Jeff Bezos’ Blue Origin had a very bad night at Cape Canaveral. The company’s New Glenn rocket exploded during a hotfire test at Launch Complex 36 on Thursday night, May 28, 2026. Blue Origin posted on X that it experienced an anomaly during the test, stating all personnel were accounted for and updates would follow as more information became available.
This type of statement is rarely welcomed by rocket companies.
The test was intended to prepare for the fourth New Glenn flight, scheduled to carry Amazon Leo internet satellites. Instead, the program faces a setback precisely when Blue Origin was attempting to increase its launch cadence.
Blue Origin had targeted up to 12 New Glenn launches in 2026 after spending roughly a decade developing the heavy-lift rocket. The company built New Glenn to challenge SpaceX in the large-launch market, but investigations following pad explosions can significantly slow this schedule.
The consequences extend beyond Amazon’s satellite network. New Glenn is also critical for NASA’s Artemis program and lunar lander missions, meaning a test-stand failure could impact commercial, civil-space, and national launch schedules simultaneously.

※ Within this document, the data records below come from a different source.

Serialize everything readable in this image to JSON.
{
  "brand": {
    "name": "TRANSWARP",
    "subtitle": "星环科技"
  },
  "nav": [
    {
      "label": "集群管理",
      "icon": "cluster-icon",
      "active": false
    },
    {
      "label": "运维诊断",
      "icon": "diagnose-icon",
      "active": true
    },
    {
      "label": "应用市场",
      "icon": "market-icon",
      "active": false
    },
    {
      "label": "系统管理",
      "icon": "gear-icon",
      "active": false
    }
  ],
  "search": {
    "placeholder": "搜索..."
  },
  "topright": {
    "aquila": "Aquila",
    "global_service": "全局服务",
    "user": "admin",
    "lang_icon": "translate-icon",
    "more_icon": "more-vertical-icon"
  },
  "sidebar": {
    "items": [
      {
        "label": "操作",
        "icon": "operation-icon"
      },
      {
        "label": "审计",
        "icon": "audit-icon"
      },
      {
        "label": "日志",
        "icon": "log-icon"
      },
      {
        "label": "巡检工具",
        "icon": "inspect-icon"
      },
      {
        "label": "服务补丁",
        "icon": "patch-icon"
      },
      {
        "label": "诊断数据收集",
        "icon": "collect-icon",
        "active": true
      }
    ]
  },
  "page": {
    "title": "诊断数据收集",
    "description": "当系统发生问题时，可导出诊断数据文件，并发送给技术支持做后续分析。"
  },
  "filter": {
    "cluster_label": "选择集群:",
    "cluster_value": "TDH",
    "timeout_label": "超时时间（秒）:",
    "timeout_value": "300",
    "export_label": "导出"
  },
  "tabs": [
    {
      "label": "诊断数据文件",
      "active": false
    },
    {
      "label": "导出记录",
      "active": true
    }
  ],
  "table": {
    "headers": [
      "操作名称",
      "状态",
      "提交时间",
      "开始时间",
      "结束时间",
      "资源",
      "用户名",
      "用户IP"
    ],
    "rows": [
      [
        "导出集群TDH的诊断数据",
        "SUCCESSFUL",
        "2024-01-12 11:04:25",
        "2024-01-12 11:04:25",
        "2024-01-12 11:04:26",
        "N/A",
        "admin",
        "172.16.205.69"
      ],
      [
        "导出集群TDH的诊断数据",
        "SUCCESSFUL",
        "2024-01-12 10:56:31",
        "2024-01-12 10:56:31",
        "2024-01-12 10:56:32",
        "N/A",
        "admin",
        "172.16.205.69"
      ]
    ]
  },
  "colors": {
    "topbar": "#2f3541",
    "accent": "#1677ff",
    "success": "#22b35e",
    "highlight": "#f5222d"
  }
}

The company had recently encountered another New Glenn issue in April, when a flight failed to place a satellite into the intended orbit. This latest incident compounds the challenges, intensifying pressure on Blue Origin to demonstrate that the rocket, pad systems, and launch schedule can recover without further concessions to SpaceX.
Investigations could take weeks or months, with each week of downtime representing an opportunity for SpaceX to continue operations.
Blue Origin’s public statement noted: “We experienced an anomaly during today’s hotfire test. All personnel have been accounted for. We will provide updates as we learn more.”
Bezos addressed the incident publicly early Friday, May 29, confirming all personnel were safe and that it was too early to identify the root cause. He emphasized that Blue Origin would rebuild and resume operations: “All personnel are accounted for and safe. It’s too early to know the root cause but we’re already working to find it. Very rough day, but we’ll rebuild whatever needs rebuilding and get back to flying. It’s worth it.”
Rockets blow up. That is part of the brutal math of building hardware that has to survive its own engines.